Many people find them confusing and flow based tunneling will
never send them (since it always finds a port) so it solves both
problems at once.
Ben Pfaff [Thu, 24 Jan 2013 21:46:23 +0000 (13:46 -0800)]
unixctl: Use ovs_retval_to_string() where EOF is a possible value.
jsonrpc_transact_block() might return EOF so passing its return value to
strerror() isn't general enough.
It might be better to change jsonrpc_transact{_block}() to never return
EOF, since a closed connection seems like it is always an error in that
context.
Found by Coverity.
Signed-off-by: Ben Pfaff <blp@nicira.com> Acked-by: Ethan Jackson <ethan@nicira.com>
Ben Pfaff [Thu, 24 Jan 2013 22:17:21 +0000 (14:17 -0800)]
vlog: New function vlog_set_levels_from_string_assert().
Two of the users of vlog_set_levels_from_string() in the tests could have
silently failed, if their arguments were invalid. This avoids that problem
(and a memory leak).
Found by Coverity.
Signed-off-by: Ben Pfaff <blp@nicira.com> Acked-by: Ethan Jackson <ethan@nicira.com>
Justin Pettit [Fri, 1 Feb 2013 08:11:32 +0000 (00:11 -0800)]
ofp-parse: Ignore "idle_age" and "hard_age" when parsing a flow string.
It should be possible to feed to output of "ovs-ofctl dump-flows" to
"ovs-ofctl add-flows". However, some of the metadata needs to be
ignored. "idle_age" and "hard_age" was recently added to the output of
"ovs-ofctl dump-flows", but they were not ignored like the other
metadata. This commit ignores them.
Ben Pfaff [Fri, 17 Aug 2012 22:40:03 +0000 (15:40 -0700)]

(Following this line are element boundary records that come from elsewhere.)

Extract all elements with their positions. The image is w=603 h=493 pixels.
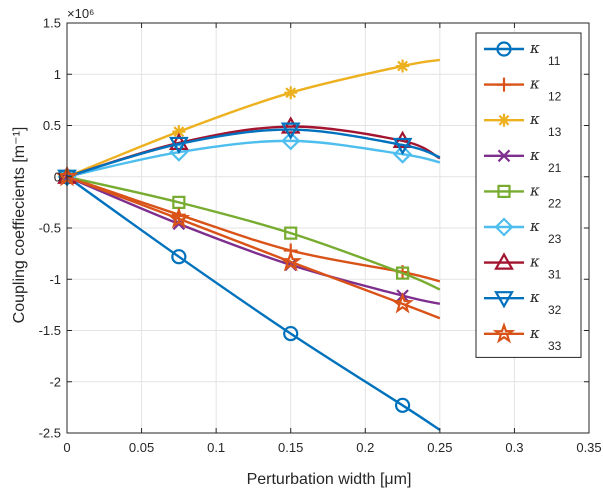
series-k12-line	[66, 175, 441, 283]
legend-marker	[494, 252, 514, 270]
y-tick-label: 0.5	[43, 118, 61, 133]
legend-marker	[497, 113, 511, 127]
legend-item: κ 22	[484, 181, 562, 210]
series-k32-point	[392, 137, 413, 156]
legend-label: κ	[529, 39, 540, 57]
series-k11-line	[66, 175, 441, 431]
x-tick-label: 0.15	[278, 440, 303, 455]
legend-item: κ 31	[484, 252, 562, 282]
series-k11-point	[171, 249, 187, 265]
legend-label: κ	[529, 146, 540, 164]
series-k33-point	[279, 249, 302, 272]
legend: κ 11 κ 12 κ 13 κ 21 κ 22 κ 23 κ 31 κ 32 κ 33	[475, 32, 582, 358]
x-tick-label: 0.05	[129, 440, 154, 455]
series-k13-point	[396, 59, 410, 73]
legend-label: κ	[529, 110, 540, 128]
legend-subscript: 31	[548, 268, 562, 282]
series-k32-point	[168, 136, 189, 155]
legend-marker	[497, 149, 511, 163]
series-k11-point	[283, 325, 299, 342]
legend-item: κ 21	[484, 146, 562, 175]
legend-item: κ 32	[484, 288, 562, 317]
y-tick-label: 1	[54, 67, 61, 82]
legend-marker	[494, 217, 514, 237]
series-k22-point	[395, 266, 410, 280]
y-tick-label: 0	[54, 169, 61, 184]
legend-item: κ 13	[484, 110, 562, 139]
legend-item: κ 33	[484, 321, 562, 353]
x-tick-label: 0.25	[427, 440, 452, 455]
legend-marker	[497, 184, 511, 198]
legend-subscript: 12	[548, 90, 562, 104]
y-tick-label: -2	[49, 374, 61, 389]
series-k13-point	[284, 86, 298, 100]
legend-label: κ	[529, 217, 540, 235]
legend-item: κ 11	[484, 39, 561, 68]
legend-marker	[494, 291, 514, 309]
x-tick-label: 0	[63, 440, 70, 455]
legend-subscript: 33	[548, 339, 562, 353]
x-tick-label: 0.2	[356, 440, 374, 455]
x-tick-label: 0.35	[576, 440, 601, 455]
axis-ticks: 0 0.05 0.1 0.15 0.2 0.25 0.3 0.35 1.5 1 0.5 0 -0.5 -1…	[39, 16, 602, 456]
series-k33	[55, 164, 441, 320]
y-tick-label: -1.5	[39, 323, 61, 338]
y-tick-label: -1	[49, 272, 61, 287]
legend-label: κ	[529, 288, 540, 306]
series-k13-point	[172, 125, 186, 139]
series-k23-point	[281, 131, 301, 151]
x-tick-label: 0.3	[505, 440, 523, 455]
legend-subscript: 23	[548, 232, 562, 246]
y-axis-label: Coupling coeffiecients [m⁻¹]	[11, 127, 28, 324]
legend-item: κ 12	[484, 75, 562, 104]
legend-item: κ 23	[484, 217, 562, 246]
legend-marker	[492, 321, 516, 344]
legend-label: κ	[529, 75, 540, 93]
series-k33-point	[167, 206, 191, 229]
series-k32-point	[280, 122, 301, 140]
y-tick-label: -2.5	[39, 426, 61, 441]
legend-marker	[496, 41, 512, 57]
legend-box	[475, 32, 582, 358]
x-tick-label: 0.1	[207, 440, 225, 455]
series-k11-point	[394, 397, 411, 413]
y-tick-label: -0.5	[39, 221, 61, 236]
legend-subscript: 32	[548, 303, 562, 317]
legend-label: κ	[529, 181, 540, 199]
series-k31-point	[280, 116, 301, 134]
legend-marker	[497, 77, 511, 92]
series-k23-point	[393, 144, 413, 164]
series-layer	[55, 58, 441, 431]
y-exponent-label: ×10⁶	[67, 6, 94, 21]
legend-label: κ	[529, 253, 540, 271]
series-k13-line	[66, 58, 441, 178]
legend-subscript: 21	[548, 161, 562, 175]
series-k33-point	[391, 292, 414, 314]
legend-label: κ	[529, 324, 540, 342]
y-tick-label: 1.5	[43, 16, 61, 31]
x-axis-label: Perturbation width [μm]	[247, 471, 412, 488]
series-k22-point	[284, 226, 298, 240]
legend-subscript: 11	[548, 54, 561, 68]
legend-subscript: 13	[548, 125, 562, 139]
legend-subscript: 22	[548, 196, 562, 210]
series-k21-line	[66, 175, 441, 306]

netlink-socket: Don't bother logging SO_RCVBUFFORCE failure as non-root.
Some Open vSwitch utilities can do useful work when they are not run as
root. Without this commit, these utilities will log a warning on failure
to use the SO_RCVBUFFORCE socket option if they open any Netlink sockets.
This will always happen, it does not report anything unexpected or
fixable as non-root, and sometimes it makes users wonder if something is
wrong, so there is no benefit to logging it. This commit drops it in that
case.
Ethan Jackson [Fri, 25 Jan 2013 21:30:40 +0000 (13:30 -0800)]
netdev-vport: Build on all platforms.
This patch removes the final bit of linux specific code which
prevents building netdev-vport everywhere. With this, other
platforms automatically get access to patch ports, and (if their
datapath supports it), flow based tunneling.